Cancun : L’urgence de l’alter- mondialisation

Par Marc Delepouve, membre de la délégation d’Attac à Cancun
vendredi 3 octobre 2003

A Cancun, ce 14 septembre 2003, la cinquième conférence ministérielle de l’OMC s’est achevée par l’expression d’un profond désaccord entre les représentants des 146 pays membres. L’inflexibilité et l’arrogance des négociateurs de l’Union européenne (UE) et des Etats-Unis ont rencontré la détermination des pays du Sud. Une crise est ouverte. Elle résulte de contradictions indépassables tant que l’OMC ne sera pas libérée d’une maladie congénitale : l’idéologie du tout libre-échange et de la marchandisation.

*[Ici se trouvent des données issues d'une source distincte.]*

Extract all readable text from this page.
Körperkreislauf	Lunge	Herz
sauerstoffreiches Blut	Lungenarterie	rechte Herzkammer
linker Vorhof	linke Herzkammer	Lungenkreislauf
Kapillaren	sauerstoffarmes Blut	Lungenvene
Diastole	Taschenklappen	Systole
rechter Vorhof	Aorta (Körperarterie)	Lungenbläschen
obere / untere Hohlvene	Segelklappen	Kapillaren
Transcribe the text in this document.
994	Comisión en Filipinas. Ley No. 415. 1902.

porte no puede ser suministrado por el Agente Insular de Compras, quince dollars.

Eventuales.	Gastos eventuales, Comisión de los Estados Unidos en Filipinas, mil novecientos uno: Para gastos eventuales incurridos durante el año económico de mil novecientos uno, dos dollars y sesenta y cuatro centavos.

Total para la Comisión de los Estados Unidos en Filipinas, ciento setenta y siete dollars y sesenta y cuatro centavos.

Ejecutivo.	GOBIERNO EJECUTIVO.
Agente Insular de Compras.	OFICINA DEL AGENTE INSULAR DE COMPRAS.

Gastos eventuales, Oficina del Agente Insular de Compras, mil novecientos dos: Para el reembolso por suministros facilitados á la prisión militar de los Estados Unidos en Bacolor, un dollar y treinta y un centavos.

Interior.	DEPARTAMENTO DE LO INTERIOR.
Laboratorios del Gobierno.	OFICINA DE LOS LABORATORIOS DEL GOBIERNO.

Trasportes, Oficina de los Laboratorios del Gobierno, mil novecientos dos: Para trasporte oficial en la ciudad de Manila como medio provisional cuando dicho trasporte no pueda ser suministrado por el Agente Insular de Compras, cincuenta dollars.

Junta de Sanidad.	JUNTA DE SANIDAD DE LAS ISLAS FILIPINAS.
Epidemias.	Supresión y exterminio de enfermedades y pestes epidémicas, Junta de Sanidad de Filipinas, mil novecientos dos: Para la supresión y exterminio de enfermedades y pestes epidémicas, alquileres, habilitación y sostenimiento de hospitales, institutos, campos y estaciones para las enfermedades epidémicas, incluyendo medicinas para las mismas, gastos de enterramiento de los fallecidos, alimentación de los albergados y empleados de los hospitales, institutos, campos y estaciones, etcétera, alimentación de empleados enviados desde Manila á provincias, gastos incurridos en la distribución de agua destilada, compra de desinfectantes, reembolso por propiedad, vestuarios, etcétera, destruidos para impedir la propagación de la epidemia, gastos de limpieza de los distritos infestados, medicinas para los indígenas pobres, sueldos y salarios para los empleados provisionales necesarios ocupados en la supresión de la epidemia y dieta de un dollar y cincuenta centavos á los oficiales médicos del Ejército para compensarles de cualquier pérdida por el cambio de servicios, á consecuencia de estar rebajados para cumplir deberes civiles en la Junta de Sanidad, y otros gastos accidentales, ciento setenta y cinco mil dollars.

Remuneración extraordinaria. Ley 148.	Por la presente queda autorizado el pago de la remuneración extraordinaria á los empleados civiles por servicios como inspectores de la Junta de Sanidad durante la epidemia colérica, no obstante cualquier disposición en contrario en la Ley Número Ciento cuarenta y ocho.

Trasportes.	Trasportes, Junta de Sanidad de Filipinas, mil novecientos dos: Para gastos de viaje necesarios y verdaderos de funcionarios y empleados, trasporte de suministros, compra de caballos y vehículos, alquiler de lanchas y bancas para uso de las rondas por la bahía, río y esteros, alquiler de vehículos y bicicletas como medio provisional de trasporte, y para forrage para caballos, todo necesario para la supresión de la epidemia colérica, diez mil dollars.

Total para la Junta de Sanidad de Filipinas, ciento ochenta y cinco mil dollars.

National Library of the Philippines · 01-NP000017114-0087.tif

Ainsi, à Cancun, l’UE s’est efforcée de dissoudre ce qui reste de frontière aux pays « en développement » par le biais des questions de Singapour : investissement, transparence sur les marchés publics, politique de la concurrence et facilitation des échanges (rapidité et allègement des formalités administratives). La satisfaction de l’UE aurait eu pour conséquence une intensification de la concurrence internationale et de l’emprise des entreprises multinationales, et de là une destruction de tissus économiques, sociaux et sociétaux, ainsi qu’une pression internationale poussant vers le bas les lois et règles sociales, fiscales et environnementales.

Le groupe dit des 22 (voir ci-dessous) exigeait, quant à lui, l’ouverture des frontières des pays « développés » aux produits agricoles des pays « en développement ». Ce qui aurait notamment pour conséquence une intensification aiguë de la destruction des sociétés rurales européennes et une attaque frontale de l’agriculture japonaise.

Nous avons là un dialogue impossible.
Le traité fondateur de l’OMC est imprégné de l’idéologie du libre-échange et de la marchandisation. Ce qui pousse dans l’enceinte de l’OMC les Etats-membres à ne rechercher que la satisfaction d’intérêts économiques nationaux et met, par conséquent et dans un même temps, chacun d’entre eux sur une position défensive. L’impasse est insurmontable. .

La crise ouverte à Cancun résulte en outre, et surtout, d’un système de relations entre les nations, archaïque et fondé sur les seuls rapports de force, inapte à répondre aux grands enjeux de notre époque.

Sortir de cette crise exige de libérer l’humanité de l’emprise de l’idéologie du tout libre-échange et de la marchandisation, de réinventer les relations entre les nations, et de remettre à plat l’ensemble des institutions internationales (FMI, Banque mondiale, ONU et ses institutions, OMC).
Tant que de tels changements n’auront pas été opérés, toute fin de crise ne sera qu’une illusion de courte durée et aux conséquences néfastes, si ce n’est tragiques, pour l’humanité et pour les générations futures.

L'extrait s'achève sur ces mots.